She has a seven-month contract with Feld Entertainment, which has the rights to put on six Disney shows around the world. She will continue to work for Disney the other months.
Schlenvogt’s path to the Magic Kingdom has been serendipitous.
In 2003, when she was 12, she won third place for her solo number “Ambush” during a national dance competition at Disney World.
It’s one of numerous dance awards, Schlenvogt — who overcame a shattered ankle and torn ligaments in 2004 — earned for her creative choreography and routines.
After graduating from Port Washington High School, Schlenvogt majored in dance and communications at Hunter College in New York City. To help pay the bills, she worked at the Disney Store in Times Square, coached dance, volleyball and cheerleading teams and taught fitness and strength classes.
A week before graduating in June 2012, a friend asked her to go with her to audition for a Disney show.
“I didn’t know what to expect,” Schlenvogt said. “I wore jeans and a sweatshirt, and everyone is wearing really nice clothes. They kept calling my name, and I made it through to the last audition.”
The next day, she got a phone call asking her to move to Orlando the following week.
“I was graduating in one week and asked if I could come after graduation,” Schlenvogt said.
“I went home to Port Washington for a week, packed up all my stuff, then drove a U-Haul from Manhattan to Orlando.”
She signed with Disney on June 17, 2012.
“I’m supposed to work 40 hours, but it’s more like 60 to 80 hours,” Schlenvogt said.
She started by performing in day parades at the theme park. Soon, she was in the Electric Light Parade and doing spot performances throughout the park.
Last year, she was cast in the “Move It, Shake It” show at the Magic Kingdom castle stage. Only 18 performers are trained for the show.
Her first time on that stage was so moving she cried.
“I’m such a mess in all the pictures because I was crying so hard,” she said. “It was everything I expected it to be and much more.
“When there are so many people watching you can’t see the concrete, just bodies jumping up and down, it’s incredible.”
Her audition for the Disney Live Tour was also by happenstance.
“I called friends to see if they wanted to go to dinner on a Friday night, and they said they were auditioning for Disney Live.
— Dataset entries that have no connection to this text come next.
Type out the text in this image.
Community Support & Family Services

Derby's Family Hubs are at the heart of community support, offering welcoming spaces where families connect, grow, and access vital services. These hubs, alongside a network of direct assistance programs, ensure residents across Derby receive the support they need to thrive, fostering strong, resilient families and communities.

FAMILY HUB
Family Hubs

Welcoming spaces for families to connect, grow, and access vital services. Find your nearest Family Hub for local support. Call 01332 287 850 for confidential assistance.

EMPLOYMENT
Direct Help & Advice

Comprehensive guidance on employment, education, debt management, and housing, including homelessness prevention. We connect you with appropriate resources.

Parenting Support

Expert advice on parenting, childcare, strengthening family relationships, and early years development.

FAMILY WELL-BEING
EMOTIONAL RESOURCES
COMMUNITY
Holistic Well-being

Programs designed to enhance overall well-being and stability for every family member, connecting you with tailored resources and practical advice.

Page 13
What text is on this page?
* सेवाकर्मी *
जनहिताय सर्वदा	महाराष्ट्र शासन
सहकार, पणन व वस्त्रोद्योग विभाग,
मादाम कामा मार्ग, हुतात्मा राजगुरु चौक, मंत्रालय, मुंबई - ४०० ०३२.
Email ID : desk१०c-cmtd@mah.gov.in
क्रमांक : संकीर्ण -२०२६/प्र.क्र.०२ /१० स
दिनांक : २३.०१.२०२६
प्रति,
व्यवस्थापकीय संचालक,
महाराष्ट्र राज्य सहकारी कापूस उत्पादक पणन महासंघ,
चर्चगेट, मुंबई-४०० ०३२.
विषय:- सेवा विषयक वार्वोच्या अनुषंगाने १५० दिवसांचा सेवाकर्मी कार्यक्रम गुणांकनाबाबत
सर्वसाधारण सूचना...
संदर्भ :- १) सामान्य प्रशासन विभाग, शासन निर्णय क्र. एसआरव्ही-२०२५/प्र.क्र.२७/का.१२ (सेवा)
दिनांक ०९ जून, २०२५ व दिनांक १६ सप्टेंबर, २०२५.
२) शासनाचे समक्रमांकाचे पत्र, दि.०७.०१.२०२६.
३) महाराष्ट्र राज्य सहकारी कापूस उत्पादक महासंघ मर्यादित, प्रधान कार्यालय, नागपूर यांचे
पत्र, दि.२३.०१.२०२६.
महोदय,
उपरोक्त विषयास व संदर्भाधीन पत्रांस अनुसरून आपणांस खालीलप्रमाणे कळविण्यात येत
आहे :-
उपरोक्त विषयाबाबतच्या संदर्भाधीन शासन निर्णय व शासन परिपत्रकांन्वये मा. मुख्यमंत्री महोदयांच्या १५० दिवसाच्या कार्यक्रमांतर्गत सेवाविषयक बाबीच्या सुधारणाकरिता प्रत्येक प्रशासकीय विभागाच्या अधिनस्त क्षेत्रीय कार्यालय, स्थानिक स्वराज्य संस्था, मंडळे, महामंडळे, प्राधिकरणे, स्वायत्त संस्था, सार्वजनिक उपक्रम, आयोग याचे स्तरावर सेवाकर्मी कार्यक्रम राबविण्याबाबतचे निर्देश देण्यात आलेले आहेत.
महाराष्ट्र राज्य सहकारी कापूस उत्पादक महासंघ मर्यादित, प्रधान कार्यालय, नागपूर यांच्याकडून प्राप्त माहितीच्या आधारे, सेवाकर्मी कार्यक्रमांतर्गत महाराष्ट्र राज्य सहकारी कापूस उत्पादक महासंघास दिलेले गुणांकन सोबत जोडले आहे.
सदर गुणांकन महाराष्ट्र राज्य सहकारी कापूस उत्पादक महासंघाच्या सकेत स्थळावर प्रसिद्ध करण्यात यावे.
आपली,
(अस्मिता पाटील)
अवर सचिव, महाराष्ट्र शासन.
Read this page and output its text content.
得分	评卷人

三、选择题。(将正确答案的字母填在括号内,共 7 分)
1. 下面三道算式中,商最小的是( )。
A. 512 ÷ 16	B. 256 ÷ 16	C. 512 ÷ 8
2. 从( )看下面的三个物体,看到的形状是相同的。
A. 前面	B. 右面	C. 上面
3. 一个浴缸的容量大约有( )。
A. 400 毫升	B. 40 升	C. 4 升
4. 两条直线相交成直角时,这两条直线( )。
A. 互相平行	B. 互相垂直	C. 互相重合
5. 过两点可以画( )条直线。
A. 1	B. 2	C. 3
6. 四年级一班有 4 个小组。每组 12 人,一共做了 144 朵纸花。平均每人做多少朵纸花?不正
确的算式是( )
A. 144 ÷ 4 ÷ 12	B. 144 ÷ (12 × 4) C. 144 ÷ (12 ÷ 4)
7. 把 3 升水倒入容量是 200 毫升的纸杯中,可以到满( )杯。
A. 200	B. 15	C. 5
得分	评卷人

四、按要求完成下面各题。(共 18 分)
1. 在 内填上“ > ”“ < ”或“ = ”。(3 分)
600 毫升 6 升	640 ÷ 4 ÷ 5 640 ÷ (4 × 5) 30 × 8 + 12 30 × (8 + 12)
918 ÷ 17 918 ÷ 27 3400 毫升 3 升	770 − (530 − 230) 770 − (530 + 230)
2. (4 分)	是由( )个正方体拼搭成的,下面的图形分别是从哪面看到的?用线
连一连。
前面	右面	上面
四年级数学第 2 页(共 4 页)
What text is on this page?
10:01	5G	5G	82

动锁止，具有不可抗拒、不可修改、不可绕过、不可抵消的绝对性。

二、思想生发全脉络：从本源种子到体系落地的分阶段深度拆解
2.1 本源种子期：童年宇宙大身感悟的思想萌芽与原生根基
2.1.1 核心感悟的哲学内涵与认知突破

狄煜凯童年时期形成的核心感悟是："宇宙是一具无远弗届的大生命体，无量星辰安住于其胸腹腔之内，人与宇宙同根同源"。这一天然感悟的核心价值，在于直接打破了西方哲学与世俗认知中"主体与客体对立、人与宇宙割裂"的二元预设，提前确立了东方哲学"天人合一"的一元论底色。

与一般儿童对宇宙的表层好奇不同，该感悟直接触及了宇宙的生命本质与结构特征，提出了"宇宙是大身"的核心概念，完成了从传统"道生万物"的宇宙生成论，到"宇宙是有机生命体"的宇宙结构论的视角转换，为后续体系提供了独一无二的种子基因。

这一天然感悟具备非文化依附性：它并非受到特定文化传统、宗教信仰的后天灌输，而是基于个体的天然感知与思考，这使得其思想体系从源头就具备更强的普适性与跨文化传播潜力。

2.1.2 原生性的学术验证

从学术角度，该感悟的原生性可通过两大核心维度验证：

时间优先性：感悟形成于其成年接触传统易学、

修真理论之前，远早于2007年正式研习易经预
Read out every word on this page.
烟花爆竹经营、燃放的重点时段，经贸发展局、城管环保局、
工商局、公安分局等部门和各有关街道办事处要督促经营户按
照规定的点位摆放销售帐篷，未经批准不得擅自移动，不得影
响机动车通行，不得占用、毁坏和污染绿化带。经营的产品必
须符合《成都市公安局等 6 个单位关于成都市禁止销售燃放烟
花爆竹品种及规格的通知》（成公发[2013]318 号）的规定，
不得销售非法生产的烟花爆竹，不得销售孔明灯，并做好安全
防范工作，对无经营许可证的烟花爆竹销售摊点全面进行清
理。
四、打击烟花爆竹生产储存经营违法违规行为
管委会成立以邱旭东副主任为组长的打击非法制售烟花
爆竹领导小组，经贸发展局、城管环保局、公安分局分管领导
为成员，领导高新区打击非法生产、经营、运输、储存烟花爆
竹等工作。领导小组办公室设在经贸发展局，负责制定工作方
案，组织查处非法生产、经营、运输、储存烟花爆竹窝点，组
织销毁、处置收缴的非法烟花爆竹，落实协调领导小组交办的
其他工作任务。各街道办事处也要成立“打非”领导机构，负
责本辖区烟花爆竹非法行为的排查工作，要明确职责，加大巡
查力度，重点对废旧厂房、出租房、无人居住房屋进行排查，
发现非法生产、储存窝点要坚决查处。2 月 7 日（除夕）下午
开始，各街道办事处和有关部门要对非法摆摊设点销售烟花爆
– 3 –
I wrote down the time wrong, so I arrived late,” Schlenvogt said.
“They were already doing a jazz, hip-hop mix, which isn’t my strong point. They would do a number, then do an improv, then the routine again and another improv.”
They then did a ballet number, which Schlenvogt knew she did well.
A few days later, she was notified she was an alternate. Then, she got a call saying there was an opening and told to fax her passport to Beijing before the office closed 30 minutes later.
Although she performs almost every day at Disney, Schlenvogt said, she still practices on her own.
“Doing the same thing day after day, your body gets lazy,” Schlenvogt said. “I do a lot of dancing on my own, especially ballet. Ballet is my first love and always will be.”
Schlenvogt said she hopes to perform on stage for a long time.
“Being on stage is an indescribable emotion — it’s all of me and none of me,” she said.
“It’s where I feel most at home, but at the same time, it’s such a dream state like I’m not really there.”